Department of Electrical and Computer Engineering, Texas A&M University, College Station, Texas 77843-3128, USA.
Curr Genomics. 2009 Sep;10(6):430-45. doi: 10.2174/138920209789177601.
The development of microarray technology has enabled scientists to measure the expression of thousands of genes simultaneously, resulting in a surge of interest in several disciplines throughout biology and medicine. While data clustering has been used for decades in image processing and pattern recognition, in recent years it has joined this wave of activity as a popular technique to analyze microarrays. To illustrate its application to genomics, clustering applied to genes from a set of microarray data groups together those genes whose expression levels exhibit similar behavior throughout the samples, and when applied to samples it offers the potential to discriminate pathologies based on their differential patterns of gene expression. Although clustering has now been used for many years in the context of gene expression microarrays, it has remained highly problematic. The choice of a clustering algorithm and validation index is not a trivial one, more so when applying them to high throughput biological or medical data. Factors to consider when choosing an algorithm include the nature of the application, the characteristics of the objects to be analyzed, the expected number and shape of the clusters, and the complexity of the problem versus computational power available. In some cases a very simple algorithm may be appropriate to tackle a problem, but many situations may require a more complex and powerful algorithm better suited for the job at hand. In this paper, we will cover the theoretical aspects of clustering, including error and learning, followed by an overview of popular clustering algorithms and classical validation indices. We also discuss the relative performance of these algorithms and indices and conclude with examples of the application of clustering to computational biology.

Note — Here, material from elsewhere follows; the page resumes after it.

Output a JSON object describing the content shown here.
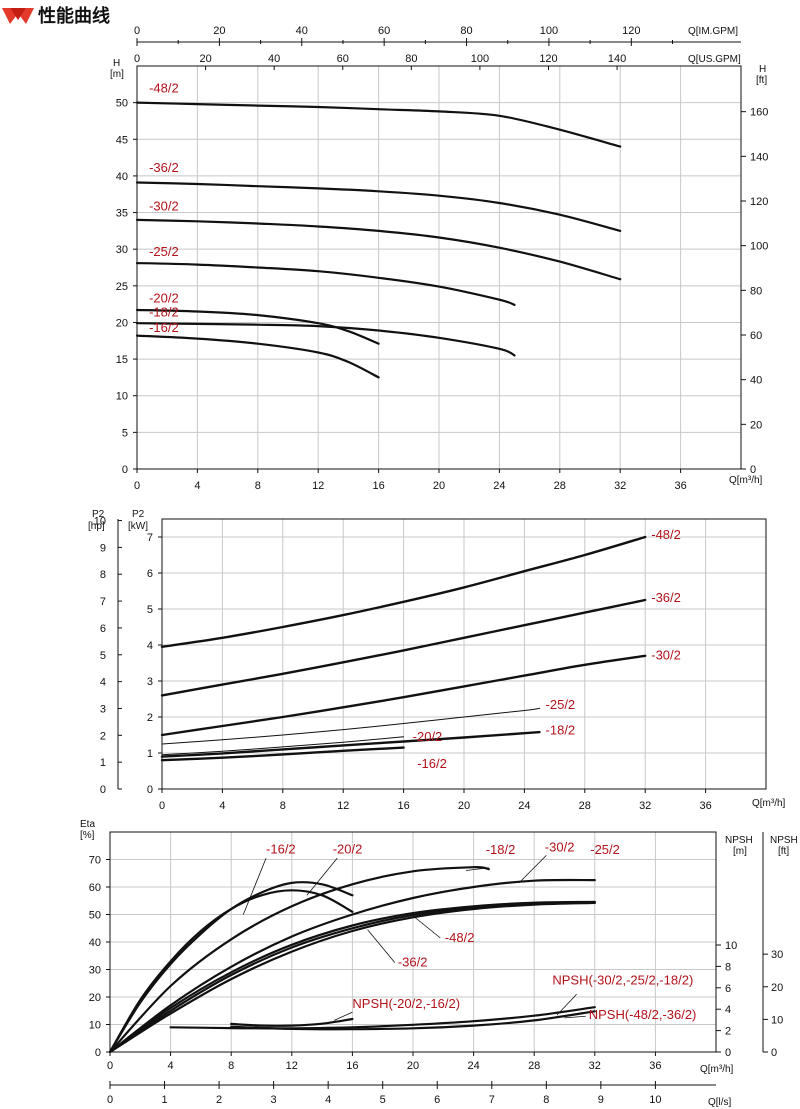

微阵列技术的发展使科学家能够同时测量数千个基因的表达水平,这导致生物学和医学等多个学科对其产生了浓厚的兴趣。虽然数据聚类在图像处理和模式识别中已经使用了几十年,但近年来,它作为一种分析微阵列的流行技术,也加入了这一活动浪潮。为了说明它在基因组学中的应用,聚类应用于一组微阵列数据中的基因,将表达水平在整个样本中表现出相似行为的基因组合在一起,当应用于样本时,它有可能根据基因表达的差异模式来区分病变。尽管聚类在基因表达微阵列的背景下已经使用了多年,但它仍然存在很大的问题。聚类算法和验证指标的选择并不是一件简单的事情,尤其是在将其应用于高通量生物或医学数据时。选择算法时需要考虑的因素包括应用的性质、要分析的对象的特征、预期的聚类数量和形状,以及问题的复杂性与可用的计算能力之间的关系。在某些情况下,一个非常简单的算法可能足以解决问题,但许多情况下可能需要更复杂和强大的算法来更好地处理手头的问题。在本文中,我们将涵盖聚类的理论方面,包括误差和学习,然后概述流行的聚类算法和经典的验证指标。我们还讨论了这些算法和指标的相对性能,并以聚类在计算生物学中的应用为例进行了总结。